I also read somewhere [the electric field is] 0 along equipotent lines, can someone explain why?
However, if the electric field at a point is non-zero, then voltage must be considered in the context of a reference point (similar to how gravitational potential energy is considered in the context of the earth for objects in the earth's gravitational field.) For voltage we set that reference point at an infinite distance. When we consider the set of points in an electric field for which the voltage is the same, we can plot equipotential lines. If we set a reference point at a nearer spot when calculating voltage, say in the area of concern rather than at an infinite distance away, we can calculate the voltage difference (∆V) between the two points. Since the set of points along an equipotential line is defined as that set for which "absolute" voltage is the same, there must be zero voltage difference between that set of points. This indicates that no work would be required to move a charged body along the equipotential line.
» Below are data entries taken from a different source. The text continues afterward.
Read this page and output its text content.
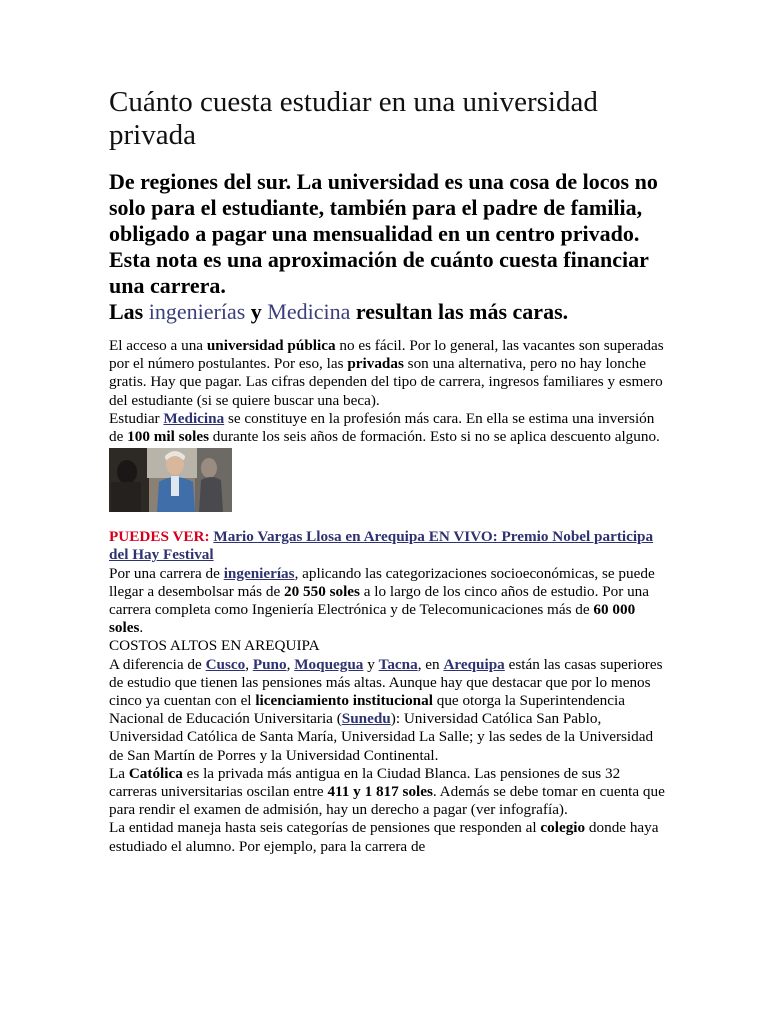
Cuánto cuesta estudiar en una universidad privada

De regiones del sur. La universidad es una cosa de locos no solo para el estudiante, también para el padre de familia, obligado a pagar una mensualidad en un centro privado. Esta nota es una aproximación de cuánto cuesta financiar una carrera.
Las ingenierías y Medicina resultan las más caras.

El acceso a una universidad pública no es fácil. Por lo general, las vacantes son superadas por el número postulantes. Por eso, las privadas son una alternativa, pero no hay lonche gratis. Hay que pagar. Las cifras dependen del tipo de carrera, ingresos familiares y esmero del estudiante (si se quiere buscar una beca).

Estudiar Medicina se constituye en la profesión más cara. En ella se estima una inversión de 100 mil soles durante los seis años de formación. Esto si no se aplica descuento alguno.

PUEDES VER: Mario Vargas Llosa en Arequipa EN VIVO: Premio Nobel participa del Hay Festival

Por una carrera de ingenierías, aplicando las categorizaciones socioeconómicas, se puede llegar a desembolsar más de 20 550 soles a lo largo de los cinco años de estudio. Por una carrera completa como Ingeniería Electrónica y de Telecomunicaciones más de 60 000 soles.

COSTOS ALTOS EN AREQUIPA

A diferencia de Cusco, Puno, Moquegua y Tacna, en Arequipa están las casas superiores de estudio que tienen las pensiones más altas. Aunque hay que destacar que por lo menos cinco ya cuentan con el licenciamiento institucional que otorga la Superintendencia Nacional de Educación Universitaria (Sunedu): Universidad Católica San Pablo, Universidad Católica de Santa María, Universidad La Salle; y las sedes de la Universidad de San Martín de Porres y la Universidad Continental.

La Católica es la privada más antigua en la Ciudad Blanca. Las pensiones de sus 32 carreras universitarias oscilan entre 411 y 1 817 soles. Además se debe tomar en cuenta que para rendir el examen de admisión, hay un derecho a pagar (ver infografía).

La entidad maneja hasta seis categorías de pensiones que responden al colegio donde haya estudiado el alumno. Por ejemplo, para la carrera de
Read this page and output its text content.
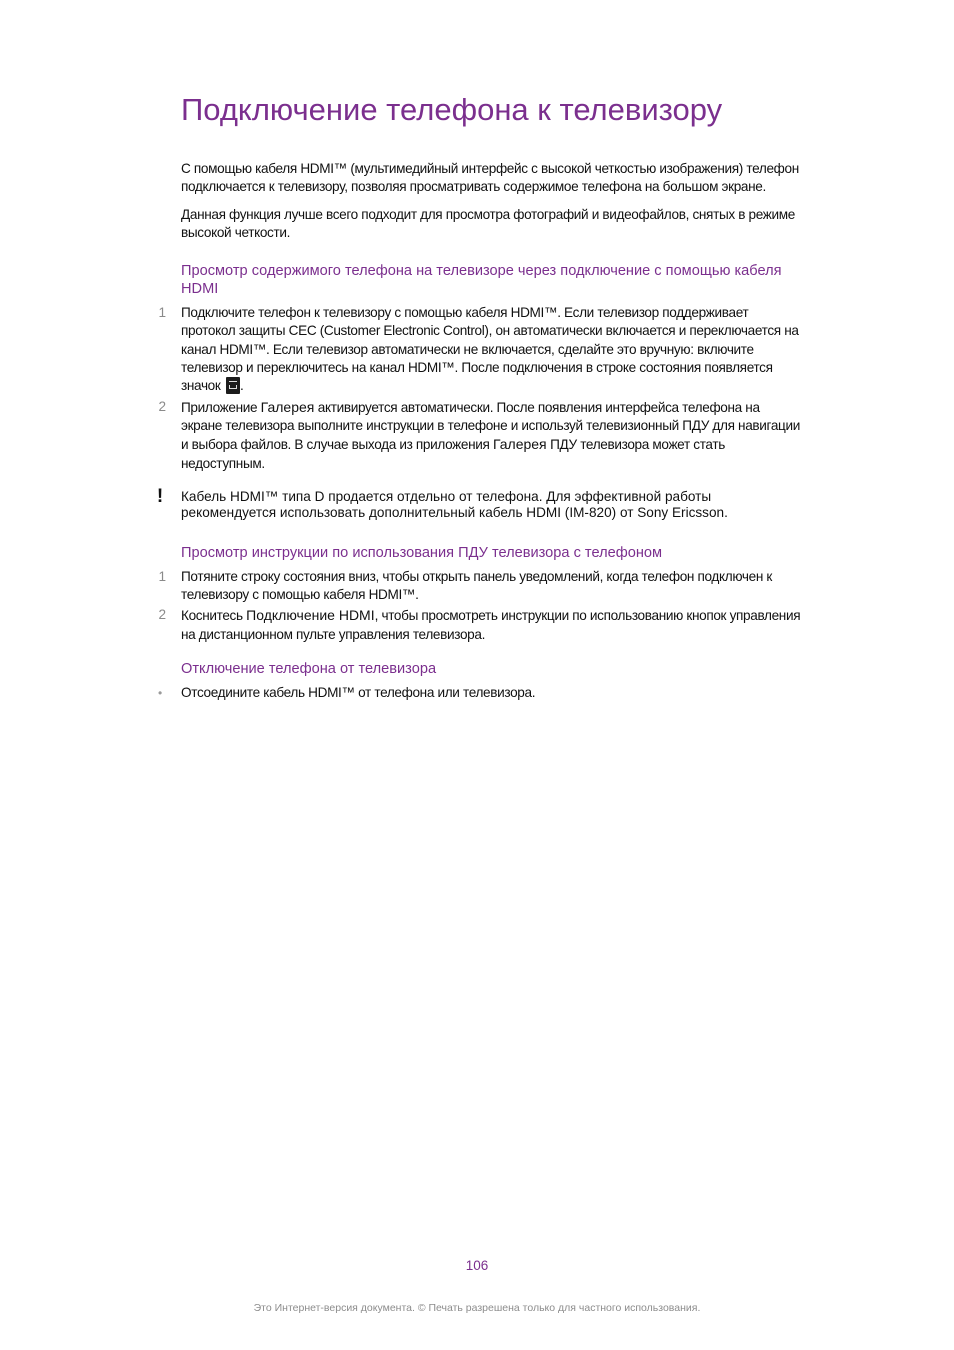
Подключение телефона к телевизору

С помощью кабеля HDMI™ (мультимедийный интерфейс с высокой четкостью изображения) телефон подключается к телевизору, позволяя просматривать содержимое телефона на большом экране.

Данная функция лучше всего подходит для просмотра фотографий и видеофайлов, снятых в режиме высокой четкости.

Просмотр содержимого телефона на телевизоре через подключение с помощью кабеля HDMI
1 Подключите телефон к телевизору с помощью кабеля HDMI™. Если телевизор поддерживает протокол защиты CEC (Customer Electronic Control), он автоматически включается и переключается на канал HDMI™. Если телевизор автоматически не включается, сделайте это вручную: включите телевизор и переключитесь на канал HDMI™. После подключения в строке состояния появляется значок .
2 Приложение Галерея активируется автоматически. После появления интерфейса телефона на экране телевизора выполните инструкции в телефоне и используй телевизионный ПДУ для навигации и выбора файлов. В случае выхода из приложения Галерея ПДУ телевизора может стать недоступным.
! Кабель HDMI™ типа D продается отдельно от телефона. Для эффективной работы рекомендуется использовать дополнительный кабель HDMI (IM-820) от Sony Ericsson.
Просмотр инструкции по использования ПДУ телевизора с телефоном
1 Потяните строку состояния вниз, чтобы открыть панель уведомлений, когда телефон подключен к телевизору с помощью кабеля HDMI™.
2 Коснитесь Подключение HDMI, чтобы просмотреть инструкции по использованию кнопок управления на дистанционном пульте управления телевизора.
Отключение телефона от телевизора
• Отсоедините кабель HDMI™ от телефона или телевизора.
106
Это Интернет-версия документа. © Печать разрешена только для частного использования.
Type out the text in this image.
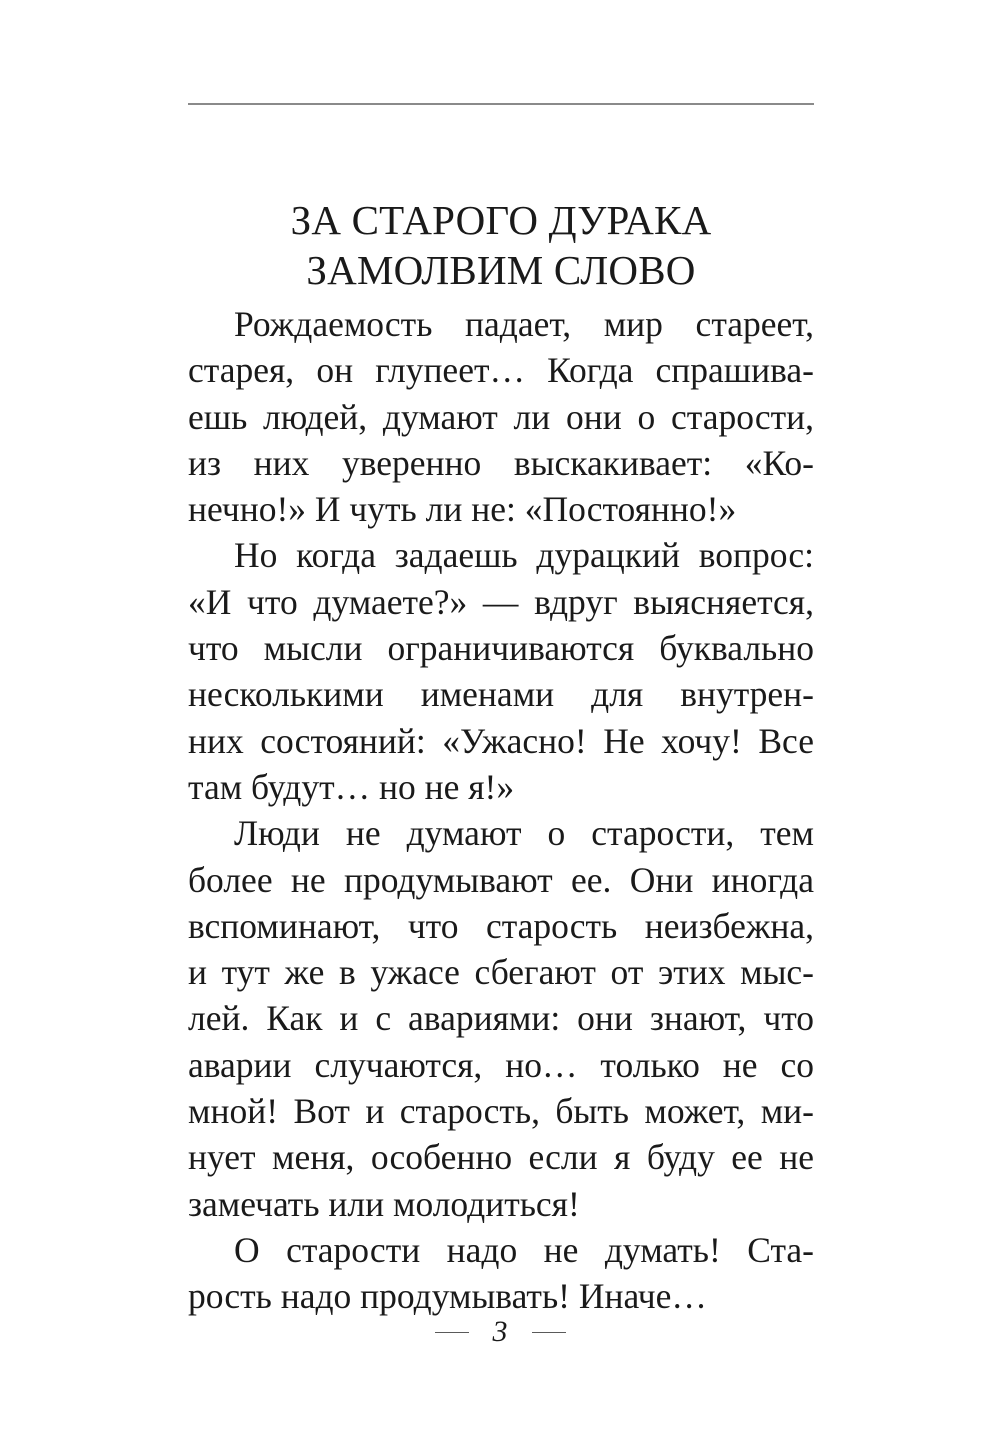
ЗА СТАРОГО ДУРАКА
ЗАМОЛВИМ СЛОВО
Рождаемость падает, мир стареет,
старея, он глупеет… Когда спрашива-
ешь людей, думают ли они о старости,
из них уверенно выскакивает: «Ко-
нечно!» И чуть ли не: «Постоянно!»
Но когда задаешь дурацкий вопрос:
«И что думаете?» — вдруг выясняется,
что мысли ограничиваются буквально
несколькими именами для внутрен-
них состояний: «Ужасно! Не хочу! Все
там будут… но не я!»
Люди не думают о старости, тем
более не продумывают ее. Они иногда
вспоминают, что старость неизбежна,
и тут же в ужасе сбегают от этих мыс-
лей. Как и с авариями: они знают, что
аварии случаются, но… только не со
мной! Вот и старость, быть может, ми-
нует меня, особенно если я буду ее не
замечать или молодиться!
О старости надо не думать! Ста-
рость надо продумывать! Иначе…
3
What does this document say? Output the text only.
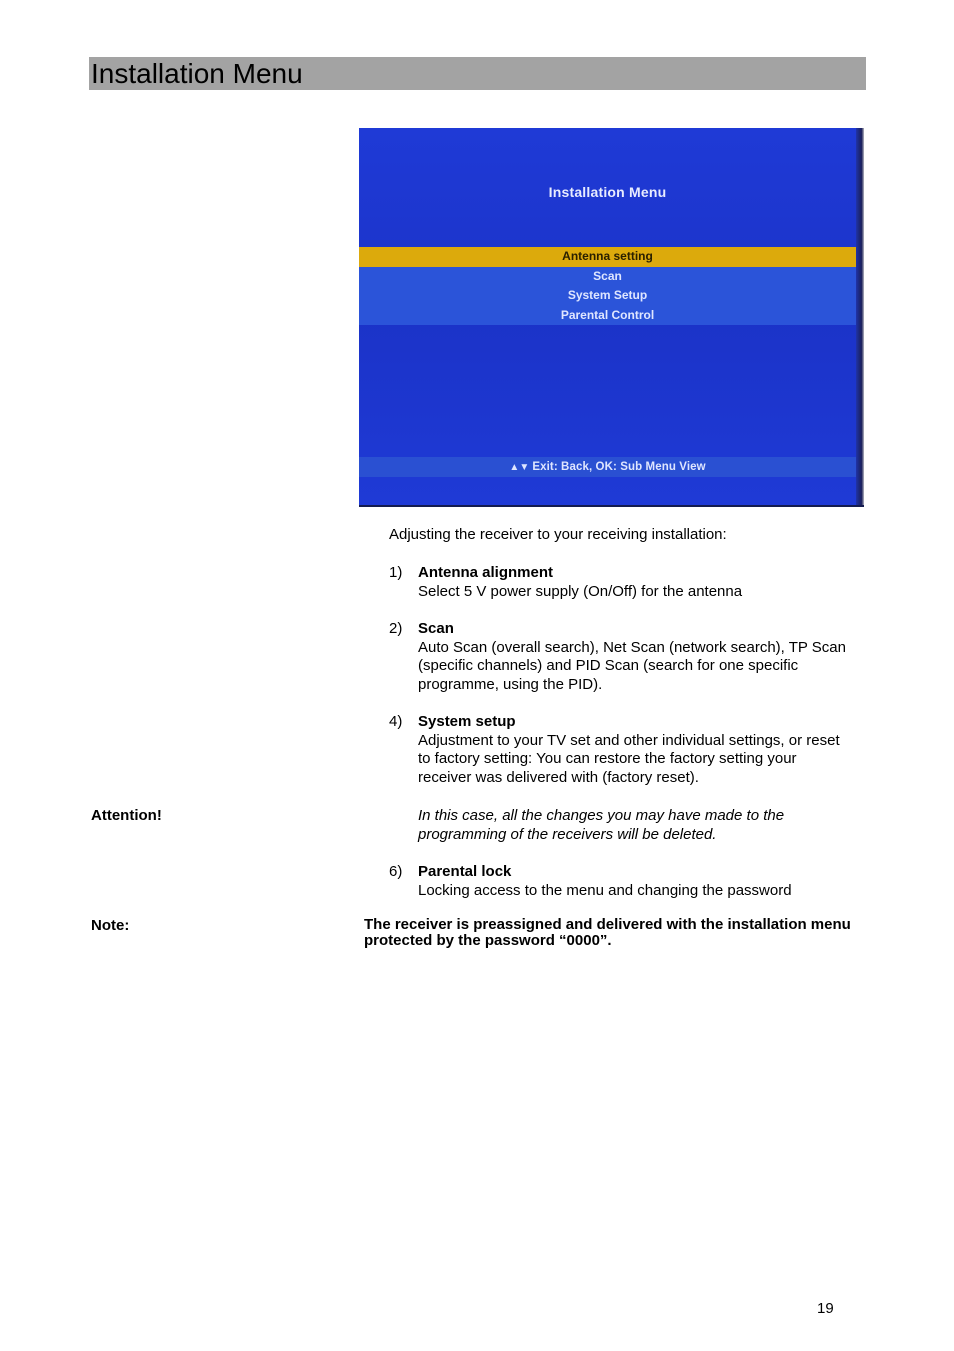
Installation Menu
Installation Menu
Antenna setting
Scan
System Setup
Parental Control
▲▼ Exit: Back, OK: Sub Menu View
Adjusting the receiver to your receiving installation:
1) Antenna alignment
Select 5 V power supply (On/Off) for the antenna
2) Scan
Auto Scan (overall search), Net Scan (network search), TP Scan (specific channels) and PID Scan (search for one specific programme, using the PID).
4) System setup
Adjustment to your TV set and other individual settings, or reset to factory setting: You can restore the factory setting your receiver was delivered with (factory reset).
Attention!	In this case, all the changes you may have made to the programming of the receivers will be deleted.
6) Parental lock
Locking access to the menu and changing the password
Note:	The receiver is preassigned and delivered with the installation menu protected by the password “0000”.
19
The implication is that the electric field along the equipotential line is zero, since moving a charge along the line requires no work it must not be moving against any electric field in either direction along the line. But wait, the electric field isn't zero at the points on the line, because those points are present in the electric field of the point charge, right? Yes, but that net field is a vector sum of its components. The electric field component vectors along the equipotential line for any point on the line are zero, but perpendicular to the line the electric field component vectors are non-zero.

Stated more plainly, the electric field component vector(s) tangent to a point on an equipotential line are zero.

Would [the voltage] be zero exactly between a positive and negatively charged particle? Voltage is a scalar though, so i'm not sure why that'd be the case.
Nope! There would be a non-zero net electric field between the two oppositely-charged particles, so the voltage at that point would be non-zero.
 
I'm sorry gettheleadout but you are wrong here. The electric potential (wrt infinity) at a point equidistant between two identically charged particles is not zero. Just because an electric field is zero at a certain point, that does not necessarily mean that the electric potential at that point is also zero. A zero electric field at a point means that the gradient (ie slope) of the potential is zero at that point.
 
I'm sorry gettheleadout but you are wrong here. The electric potential (wrt infinity) at a point equidistant between two identically charged particles is not zero. Just because an electric field is zero at a certain point, that does not necessarily mean that the electric potential at that point is also zero. A zero electric field at a point means that the gradient (ie slope) of the potential is zero at that point.
Ah of course you are right, my mistake. Since the potential at a point is the work per unit charge necessary to move a charge to the point from infinity, clearly the potential is non-zero at the point between the two charges.

Edit: to expand, my error in reasoning was equating "not present in an electric field" to "zero electric field" in considering the relationship between electric potential energy and electric potential, the point being that for vector cancellation the net electric field at a point may be zero but the point is still IN an electric field.